Proof: Suppose $x$ is a common multiple of $m$ and $n$. Write $x=am$. Then $n\mid x$ so $n\mid am$ and therefore $\frac{n}{d}\mid a\frac{m}{d}$. By Corollaries 1 and 2 this means $\frac{n}{d}$ divides $a$, so $mn/d$ divides $x$. Thus $mn/d$ is the least common multiple and any common multiple is a multiple of $mn/d$.

Congruences

Theorem: The congruence equation $$ax\equiv b\pmod{n}$$ has solutions if and only if $d=\mathrm{gcd}(a,n)$ divides $b$. In that case it has $n/d$ solutions modulo $n$.

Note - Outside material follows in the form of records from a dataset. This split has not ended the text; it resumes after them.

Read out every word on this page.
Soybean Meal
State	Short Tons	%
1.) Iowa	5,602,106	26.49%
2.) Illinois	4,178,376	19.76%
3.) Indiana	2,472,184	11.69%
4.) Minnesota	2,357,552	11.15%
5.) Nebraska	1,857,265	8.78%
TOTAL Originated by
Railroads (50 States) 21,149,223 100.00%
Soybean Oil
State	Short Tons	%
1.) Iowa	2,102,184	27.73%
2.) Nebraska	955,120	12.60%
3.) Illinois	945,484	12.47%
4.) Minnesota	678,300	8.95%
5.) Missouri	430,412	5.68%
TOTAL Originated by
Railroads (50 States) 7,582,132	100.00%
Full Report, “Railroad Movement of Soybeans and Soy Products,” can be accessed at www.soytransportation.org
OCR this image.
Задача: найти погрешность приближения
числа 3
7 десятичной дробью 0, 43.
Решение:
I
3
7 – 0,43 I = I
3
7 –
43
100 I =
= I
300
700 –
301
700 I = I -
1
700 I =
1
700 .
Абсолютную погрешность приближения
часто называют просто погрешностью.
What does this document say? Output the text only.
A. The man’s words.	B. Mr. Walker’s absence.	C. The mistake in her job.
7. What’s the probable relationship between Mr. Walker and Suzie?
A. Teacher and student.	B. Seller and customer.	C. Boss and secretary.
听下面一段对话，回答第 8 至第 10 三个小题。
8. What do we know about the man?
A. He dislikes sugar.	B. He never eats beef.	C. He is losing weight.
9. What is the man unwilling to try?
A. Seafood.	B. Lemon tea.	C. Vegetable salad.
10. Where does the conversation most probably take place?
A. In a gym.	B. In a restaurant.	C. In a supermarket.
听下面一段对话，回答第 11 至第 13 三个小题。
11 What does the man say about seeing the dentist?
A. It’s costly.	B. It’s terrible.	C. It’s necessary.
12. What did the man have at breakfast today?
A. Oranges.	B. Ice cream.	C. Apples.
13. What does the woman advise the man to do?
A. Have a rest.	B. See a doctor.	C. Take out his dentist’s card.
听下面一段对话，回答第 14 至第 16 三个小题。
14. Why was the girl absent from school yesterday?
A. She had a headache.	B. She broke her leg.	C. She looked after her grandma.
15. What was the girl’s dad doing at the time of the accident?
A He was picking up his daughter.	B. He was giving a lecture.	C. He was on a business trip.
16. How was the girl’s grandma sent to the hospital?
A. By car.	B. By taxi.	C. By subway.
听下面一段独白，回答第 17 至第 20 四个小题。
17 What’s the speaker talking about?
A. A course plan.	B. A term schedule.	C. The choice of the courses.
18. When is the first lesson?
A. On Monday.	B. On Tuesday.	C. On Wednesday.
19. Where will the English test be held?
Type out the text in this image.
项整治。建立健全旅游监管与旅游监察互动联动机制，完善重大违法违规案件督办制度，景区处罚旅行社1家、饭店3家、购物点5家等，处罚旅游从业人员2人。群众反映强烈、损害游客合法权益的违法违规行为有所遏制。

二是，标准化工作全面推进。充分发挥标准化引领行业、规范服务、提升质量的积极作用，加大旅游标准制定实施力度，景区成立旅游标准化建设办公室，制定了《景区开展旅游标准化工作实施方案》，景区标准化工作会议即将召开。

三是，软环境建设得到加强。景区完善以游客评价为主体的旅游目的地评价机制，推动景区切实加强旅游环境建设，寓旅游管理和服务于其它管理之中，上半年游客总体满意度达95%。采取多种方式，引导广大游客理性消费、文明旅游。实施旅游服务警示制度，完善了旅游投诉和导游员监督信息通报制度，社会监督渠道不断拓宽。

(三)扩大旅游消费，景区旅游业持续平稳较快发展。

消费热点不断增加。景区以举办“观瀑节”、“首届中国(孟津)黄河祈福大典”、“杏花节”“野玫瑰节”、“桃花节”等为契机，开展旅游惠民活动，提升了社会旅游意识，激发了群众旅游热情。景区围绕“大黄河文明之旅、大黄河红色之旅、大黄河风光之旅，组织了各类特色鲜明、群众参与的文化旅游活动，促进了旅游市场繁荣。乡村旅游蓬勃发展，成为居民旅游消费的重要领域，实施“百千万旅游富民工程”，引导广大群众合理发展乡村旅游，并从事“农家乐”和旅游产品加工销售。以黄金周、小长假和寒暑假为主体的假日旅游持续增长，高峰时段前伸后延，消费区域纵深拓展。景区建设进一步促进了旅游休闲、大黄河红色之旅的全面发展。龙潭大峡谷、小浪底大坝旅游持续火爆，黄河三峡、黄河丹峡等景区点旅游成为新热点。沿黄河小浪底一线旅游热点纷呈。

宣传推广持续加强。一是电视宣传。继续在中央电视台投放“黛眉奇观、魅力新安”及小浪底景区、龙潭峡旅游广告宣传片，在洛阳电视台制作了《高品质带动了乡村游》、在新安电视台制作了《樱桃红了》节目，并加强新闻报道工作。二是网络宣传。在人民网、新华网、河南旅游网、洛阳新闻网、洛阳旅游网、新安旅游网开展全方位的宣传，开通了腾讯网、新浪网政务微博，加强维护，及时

Proof: Solving the congruence equation $$ax\equiv b\pmod{n}$$ is equivalent to solving the equation $$ax+ny= b.$$

Euclid’s algorithm tells us this equation has a solution if and only if $d=\gcd{a}{n}$ divides $b$. When this holds, swe have a solution to our congruence $x$ to our congruence. Notice that $x+k\frac{n}{d}$ is also a solution to this equation for $k=0,\ldots, d-1$, so we actually have $d$ solutions. If $x$ and $x’$ are any two solutions to this equation, then subtracting $ax+ny=b$ from $ax’+ny’=b$ yields $$a(x-x')+n(y-y')=0$$ and so, since $n/d$ and $a/d$ have gcd equal to one we conclude that $x-x’$ is divisible by $n/d$. Therefore we have found all solutions.

Cyclic Groups

1. Any cyclic group of infinite order is isomorphic to $\Z$. Any cyclic group of finite order $n$ is isomoprhic to $\Zn{n}$. A group $G$ is cyclic if and only if there is a surjective homomorphism from $\Z$ to $G$.
2. An infinite cyclic group has two generators.
3. If $g$ is a generator of a finite cyclic group $G$ of order $n$, then $g^{a}$ has order $n/\mathrm{gcd}(n,a)$. Thus $g^{a}$ generates $G$ if and only if $\mathrm{gcd}(n,a)=1$.
4. Every subgroup of $\Zn{n}$ is cyclic, and there is a unique such subgroup for every $d\mid n$.
5. If $H$ is the cyclic subgroup of $\Zn{n}$ of order $d$ where $d \mid n$, then the elements of $H$ are the multiples of $n/d$. The generators of $H$ are the multiples $kn/d$ where $\mathrm{gcd}(k,d)=1$.
6. If $\mathrm{gcd}(n,m)=1$ then $\Zn{nm}$ is isomorphic to $\Zn{n}\times\Zn{m}$.
7. If $n$ and $m$ are relatively prime, then a pair $(a,b)$ generates $\Zn{n}\times\Zn{m}$ if and only if $a$ and $b$ generate $\Zn{n}$ and $\Zn{m}$ respectively. Therefore $\phi(nm)=\phi(n)\phi(m)$ when $n$ and $m$ are relatively prime.
8. If $n=p_1^{e_1} p_2^{e_2}\cdots p_k^{e_k}$ where the $p_i$ are distinct primes then
$\phi(n)=\prod_{i=1}^{k} (p^{e_i}-p^{e_{i}-1})=n\prod_{p|n}(1-\frac{1}{p})$

For discussion

1. We know that $\Zn{6}$ is a subgroup of $\Zn{24}$. Find all injective maps $\Zn{3}\to\Zn{12}$.
2. “Reduction mod 6” gives a surjective homomorphism $\Zn{24}\to\Zn{6}$. Find the inverse image of $5$ under this map.
3. Find all surjective homomorphisms $\Zn{24}\to\Zn{6}$.
4. Prove that $(\Zn{11})^{\times}$ is cyclic. In fact $(\Zn{p})^{\times}$ is always cyclic, we’ll prove this later.